Search code examples
stringhaskellbytestring

What is the best way to convert String to ByteString


What is the best way to convert a String to a ByteString in Haskell?

My gut reaction to the problem is

import qualified Data.ByteString as B
import Data.Char (ord)

packStr = B.pack . map (fromIntegral . ord)

But this doesn't seem satisfactory.


Solution

  • Here is my cheat sheet for Haskell String/Text/ByteString strict/lazy conversion assuming the desired encoding is UTF-8. The Data.Text.Encoding library has other encodings available.

    Please make sure to not write (using OverloadedStrings):

    lazyByteString :: BL.ByteString
    lazyByteString = "lazyByteString ä ß" -- BAD!
    

    This will get encoded in an unexpected way.

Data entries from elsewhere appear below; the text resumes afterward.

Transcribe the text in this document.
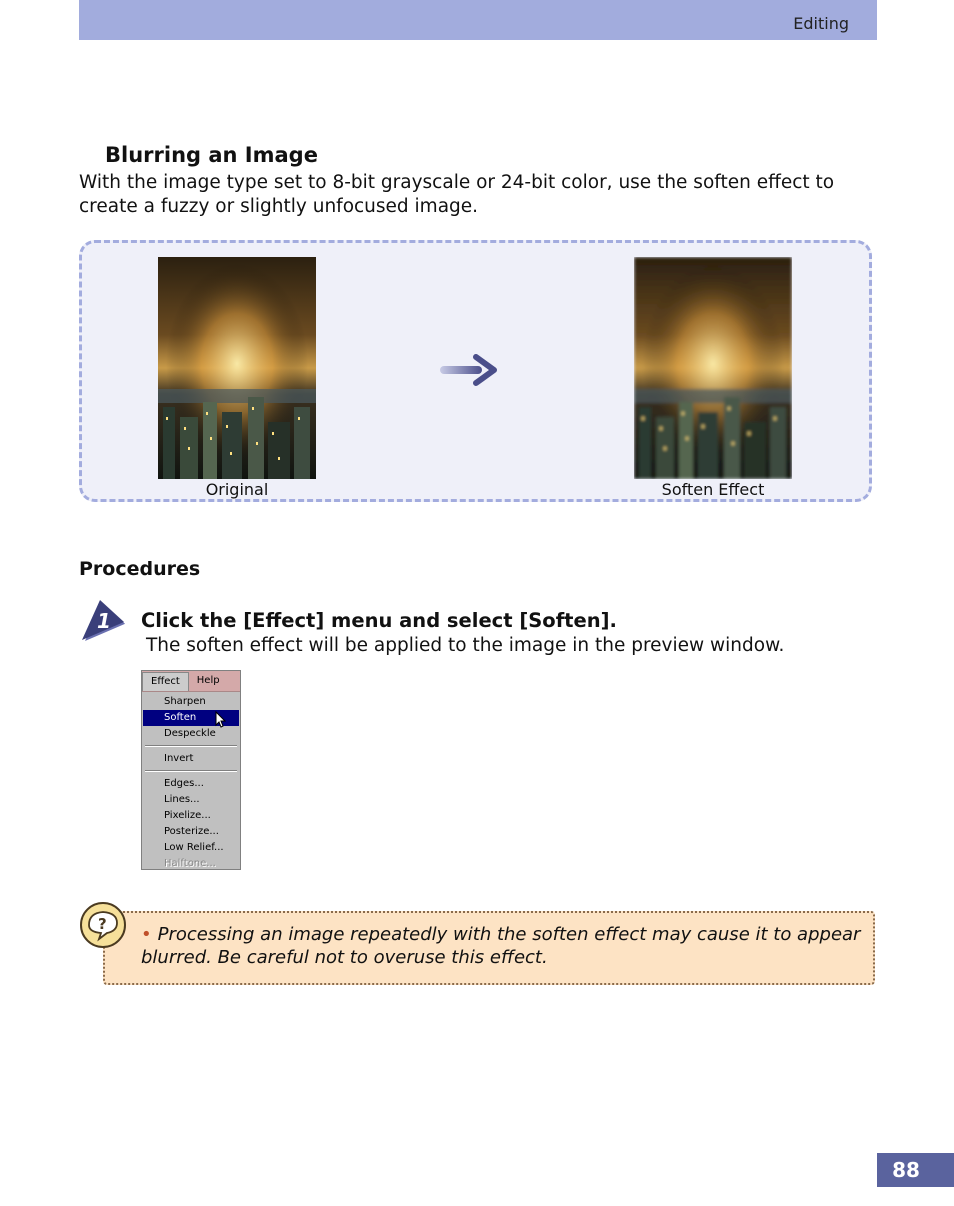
Editing
Blurring an Image
With the image type set to 8-bit grayscale or 24-bit color, use the soften effect to create a fuzzy or slightly unfocused image.
Original	Soften Effect
Procedures
1 Click the [Effect] menu and select [Soften].
The soften effect will be applied to the image in the preview window.
Effect	Help
Sharpen
Soften
Despeckle
Invert
Edges...
Lines...
Pixelize...
Posterize...
Low Relief...
Halftone...
? • Processing an image repeatedly with the soften effect may cause it to appear blurred. Be careful not to overuse this effect.
88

Try

    lazyByteString = BLU.fromString "lazyByteString ä ß" -- good
    

    instead.

    String literals of type 'Text' work fine with regard to encoding.

    Cheat sheet:

    import Data.ByteString.Lazy as BL
    import Data.ByteString as BS
    import Data.Text as TS
    import Data.Text.Lazy as TL
    import Data.ByteString.Lazy.UTF8 as BLU -- from utf8-string
    import Data.ByteString.UTF8 as BSU      -- from utf8-string
    import Data.Text.Encoding as TSE
    import Data.Text.Lazy.Encoding as TLE
    
    -- String <-> ByteString
    
    BLU.toString   :: BL.ByteString -> String
    BLU.fromString :: String -> BL.ByteString
    BSU.toString   :: BS.ByteString -> String
    BSU.fromString :: String -> BS.ByteString
    
    -- String <-> Text
    
    TL.unpack :: TL.Text -> String
    TL.pack   :: String -> TL.Text
    TS.unpack :: TS.Text -> String
    TS.pack   :: String -> TS.Text
    
    -- ByteString <-> Text
    
    TLE.encodeUtf8 :: TL.Text -> BL.ByteString
    TLE.decodeUtf8 :: BL.ByteString -> TL.Text
    TSE.encodeUtf8 :: TS.Text -> BS.ByteString
    TSE.decodeUtf8 :: BS.ByteString -> TS.Text
    
    -- Lazy <-> Strict
    
    BL.fromStrict :: BS.ByteString -> BL.ByteString
    BL.toStrict   :: BL.ByteString -> BS.ByteString
    TL.fromStrict :: TS.Text -> TL.Text
    TL.toStrict   :: TL.Text -> TS.Text
    

    Please +1 Peaker's answer, because he correctly deals with encoding.